The company announced the contactless payment system at its annual I/O conference for software developers, replacing Google Wallet. It will enable shoppers to use their smartphones for real world purchases, simply by unlocking the phone.
To protect information, Android Pay can also be used with fingerprint recognition software and the system will pass numbers between the customer and store that relate to a person’s credit card details but not the card number itself. The launch was in the US but the system is expected to be rolled out to Europe later this year.
The addition of Buy Now buttons to its search results is set to transform the mobile shopping experience, potentially dramatically. The buttons will be linked from search results on a smartphone to a Google transaction page, where users complete their purchase.
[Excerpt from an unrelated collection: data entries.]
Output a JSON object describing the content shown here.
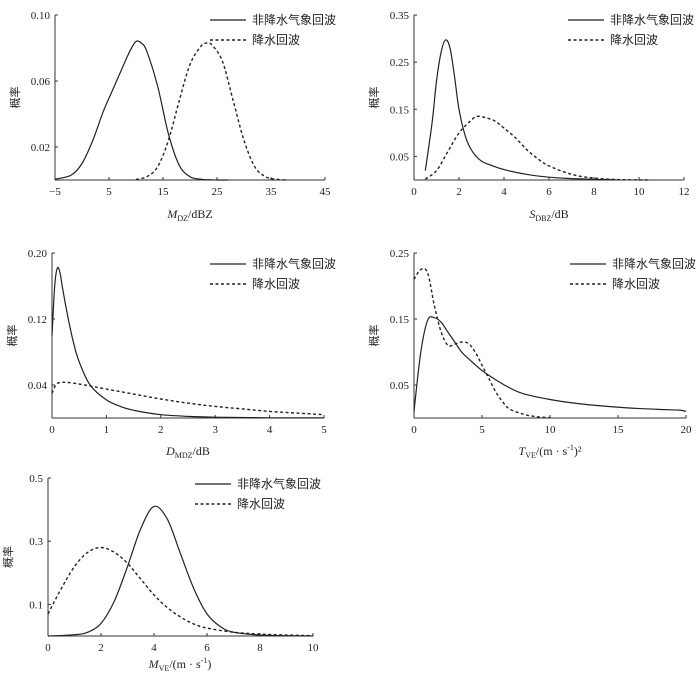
{
  "chart_data": [
    {
      "type": "line",
      "ylabel": "概率",
      "xlabel_main": "M",
      "xlabel_sub": "DZ",
      "xlabel_unit": "/dBZ",
      "xlabel_sup": "",
      "xlim": [
        -5,
        45
      ],
      "ylim": [
        0,
        0.1
      ],
      "xticks": [
        -5,
        5,
        15,
        25,
        35,
        45
      ],
      "xtick_labels": [
        "−5",
        "5",
        "15",
        "25",
        "35",
        "45"
      ],
      "yticks": [
        0.02,
        0.06,
        0.1
      ],
      "ytick_labels": [
        "0.02",
        "0.06",
        "0.10"
      ],
      "series": [
        {
          "name": "非降水气象回波",
          "style": "solid",
          "x": [
            -5,
            -2,
            0,
            2,
            4,
            6,
            8,
            9,
            10,
            11,
            12,
            14,
            16,
            18,
            20,
            22,
            24,
            26,
            27
          ],
          "y": [
            0.0005,
            0.003,
            0.01,
            0.024,
            0.042,
            0.057,
            0.072,
            0.079,
            0.084,
            0.083,
            0.078,
            0.057,
            0.028,
            0.009,
            0.002,
            0.0005,
            0.0001,
            0,
            0
          ]
        },
        {
          "name": "降水回波",
          "style": "dashed",
          "x": [
            10,
            12,
            14,
            16,
            18,
            20,
            22,
            23,
            24,
            26,
            28,
            30,
            32,
            34,
            36,
            38
          ],
          "y": [
            0.0003,
            0.002,
            0.008,
            0.024,
            0.048,
            0.07,
            0.081,
            0.083,
            0.082,
            0.072,
            0.048,
            0.024,
            0.008,
            0.002,
            0.0004,
            0
          ]
        }
      ]
    },
    {
      "type": "line",
      "ylabel": "概率",
      "xlabel_main": "S",
      "xlabel_sub": "DBZ",
      "xlabel_unit": "/dB",
      "xlabel_sup": "",
      "xlim": [
        0,
        12
      ],
      "ylim": [
        0,
        0.35
      ],
      "xticks": [
        0,
        2,
        4,
        6,
        8,
        10,
        12
      ],
      "xtick_labels": [
        "0",
        "2",
        "4",
        "6",
        "8",
        "10",
        "12"
      ],
      "yticks": [
        0.05,
        0.15,
        0.25,
        0.35
      ],
      "ytick_labels": [
        "0.05",
        "0.15",
        "0.25",
        "0.35"
      ],
      "series": [
        {
          "name": "非降水气象回波",
          "style": "solid",
          "x": [
            0.5,
            0.8,
            1.0,
            1.2,
            1.4,
            1.6,
            1.8,
            2.0,
            2.3,
            2.6,
            3.0,
            3.5,
            4.0,
            5.0,
            6.0,
            7.0,
            8.0,
            9.0
          ],
          "y": [
            0.02,
            0.12,
            0.21,
            0.27,
            0.297,
            0.28,
            0.22,
            0.15,
            0.09,
            0.06,
            0.04,
            0.03,
            0.022,
            0.012,
            0.006,
            0.003,
            0.0015,
            0.0005
          ]
        },
        {
          "name": "降水回波",
          "style": "dashed",
          "x": [
            0.5,
            1.0,
            1.5,
            2.0,
            2.5,
            2.8,
            3.2,
            3.6,
            4.0,
            4.5,
            5.0,
            5.5,
            6.0,
            7.0,
            8.0,
            9.0,
            10.0,
            10.5
          ],
          "y": [
            0.002,
            0.02,
            0.06,
            0.1,
            0.125,
            0.135,
            0.132,
            0.125,
            0.11,
            0.09,
            0.065,
            0.045,
            0.03,
            0.012,
            0.004,
            0.001,
            0.0002,
            0
          ]
        }
      ]
    },
    {
      "type": "line",
      "ylabel": "概率",
      "xlabel_main": "D",
      "xlabel_sub": "MDZ",
      "xlabel_unit": "/dB",
      "xlabel_sup": "",
      "xlim": [
        0,
        5
      ],
      "ylim": [
        0,
        0.2
      ],
      "xticks": [
        0,
        1,
        2,
        3,
        4,
        5
      ],
      "xtick_labels": [
        "0",
        "1",
        "2",
        "3",
        "4",
        "5"
      ],
      "yticks": [
        0.04,
        0.12,
        0.2
      ],
      "ytick_labels": [
        "0.04",
        "0.12",
        "0.20"
      ],
      "series": [
        {
          "name": "非降水气象回波",
          "style": "solid",
          "x": [
            0,
            0.05,
            0.1,
            0.15,
            0.2,
            0.3,
            0.4,
            0.5,
            0.7,
            1.0,
            1.3,
            1.6,
            2.0,
            2.5,
            3.0,
            4.0,
            5.0
          ],
          "y": [
            0.1,
            0.16,
            0.182,
            0.175,
            0.155,
            0.12,
            0.09,
            0.068,
            0.04,
            0.022,
            0.013,
            0.008,
            0.004,
            0.002,
            0.001,
            0.0003,
            0.0001
          ]
        },
        {
          "name": "降水回波",
          "style": "dashed",
          "x": [
            0,
            0.1,
            0.3,
            0.6,
            1.0,
            1.5,
            2.0,
            2.5,
            3.0,
            3.5,
            4.0,
            4.5,
            5.0
          ],
          "y": [
            0.03,
            0.042,
            0.043,
            0.04,
            0.035,
            0.029,
            0.023,
            0.018,
            0.014,
            0.011,
            0.008,
            0.006,
            0.004
          ]
        }
      ]
    },
    {
      "type": "line",
      "ylabel": "概率",
      "xlabel_main": "T",
      "xlabel_sub": "VE",
      "xlabel_unit": "/(m · s",
      "xlabel_sup": "-1",
      "xlabel_tail": ")²",
      "xlim": [
        0,
        20
      ],
      "ylim": [
        0,
        0.25
      ],
      "xticks": [
        0,
        5,
        10,
        15,
        20
      ],
      "xtick_labels": [
        "0",
        "5",
        "10",
        "15",
        "20"
      ],
      "yticks": [
        0.05,
        0.15,
        0.25
      ],
      "ytick_labels": [
        "0.05",
        "0.15",
        "0.25"
      ],
      "series": [
        {
          "name": "非降水气象回波",
          "style": "solid",
          "x": [
            0,
            0.5,
            1.0,
            1.5,
            2.0,
            2.5,
            3.0,
            3.5,
            4.0,
            5.0,
            6.0,
            7.0,
            8.0,
            10.0,
            12.0,
            14.0,
            16.0,
            18.0,
            19.5,
            20.0
          ],
          "y": [
            0.01,
            0.1,
            0.148,
            0.152,
            0.145,
            0.13,
            0.115,
            0.1,
            0.09,
            0.072,
            0.058,
            0.046,
            0.037,
            0.028,
            0.022,
            0.018,
            0.015,
            0.013,
            0.012,
            0.01
          ]
        },
        {
          "name": "降水回波",
          "style": "dashed",
          "x": [
            0,
            0.5,
            1.0,
            1.5,
            2.0,
            2.5,
            3.0,
            3.5,
            4.0,
            4.5,
            5.0,
            5.5,
            6.0,
            6.5,
            7.0,
            8.0,
            9.0,
            10.0
          ],
          "y": [
            0.21,
            0.225,
            0.22,
            0.17,
            0.13,
            0.11,
            0.112,
            0.115,
            0.113,
            0.1,
            0.08,
            0.06,
            0.04,
            0.025,
            0.014,
            0.006,
            0.002,
            0.0005
          ]
        }
      ]
    },
    {
      "type": "line",
      "ylabel": "概率",
      "xlabel_main": "M",
      "xlabel_sub": "VE",
      "xlabel_unit": "/(m · s",
      "xlabel_sup": "-1",
      "xlabel_tail": ")",
      "xlim": [
        0,
        10
      ],
      "ylim": [
        0,
        0.5
      ],
      "xticks": [
        0,
        2,
        4,
        6,
        8,
        10
      ],
      "xtick_labels": [
        "0",
        "2",
        "4",
        "6",
        "8",
        "10"
      ],
      "yticks": [
        0.1,
        0.3,
        0.5
      ],
      "ytick_labels": [
        "0.1",
        "0.3",
        "0.5"
      ],
      "series": [
        {
          "name": "非降水气象回波",
          "style": "solid",
          "x": [
            0,
            1.0,
            1.5,
            2.0,
            2.5,
            3.0,
            3.5,
            4.0,
            4.5,
            5.0,
            5.5,
            6.0,
            6.5,
            7.0,
            8.0,
            9.0,
            10.0
          ],
          "y": [
            0,
            0.004,
            0.012,
            0.04,
            0.11,
            0.22,
            0.34,
            0.41,
            0.37,
            0.26,
            0.15,
            0.07,
            0.03,
            0.012,
            0.003,
            0.001,
            0
          ]
        },
        {
          "name": "降水回波",
          "style": "dashed",
          "x": [
            0,
            0.5,
            1.0,
            1.5,
            2.0,
            2.5,
            3.0,
            3.5,
            4.0,
            4.5,
            5.0,
            5.5,
            6.0,
            7.0,
            8.0,
            9.0,
            10.0
          ],
          "y": [
            0.07,
            0.15,
            0.22,
            0.265,
            0.28,
            0.265,
            0.23,
            0.18,
            0.13,
            0.09,
            0.06,
            0.038,
            0.025,
            0.012,
            0.006,
            0.003,
            0.001
          ]
        }
      ]
    }
  ]
}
Of course, these buttons will only be usable by consumers signed into their Google account on a mobile device. What makes the approach interesting is that Google will be the one to retain payment details, rather than the retailer.
According to a number of reports, after the first purchase is made, Google will hold onto the relevant information, making future purchases much quicker. The system has added mobile privacy controls that could be appealing to shoppers (ensuring that apps only gain permission to access data on a case by case basis) but could create challenges for marketers, as they lose a touch point with the consumer, and potentially lose ownership of their sales data. The other impact is a loss of merchandising control and upselling opportunities.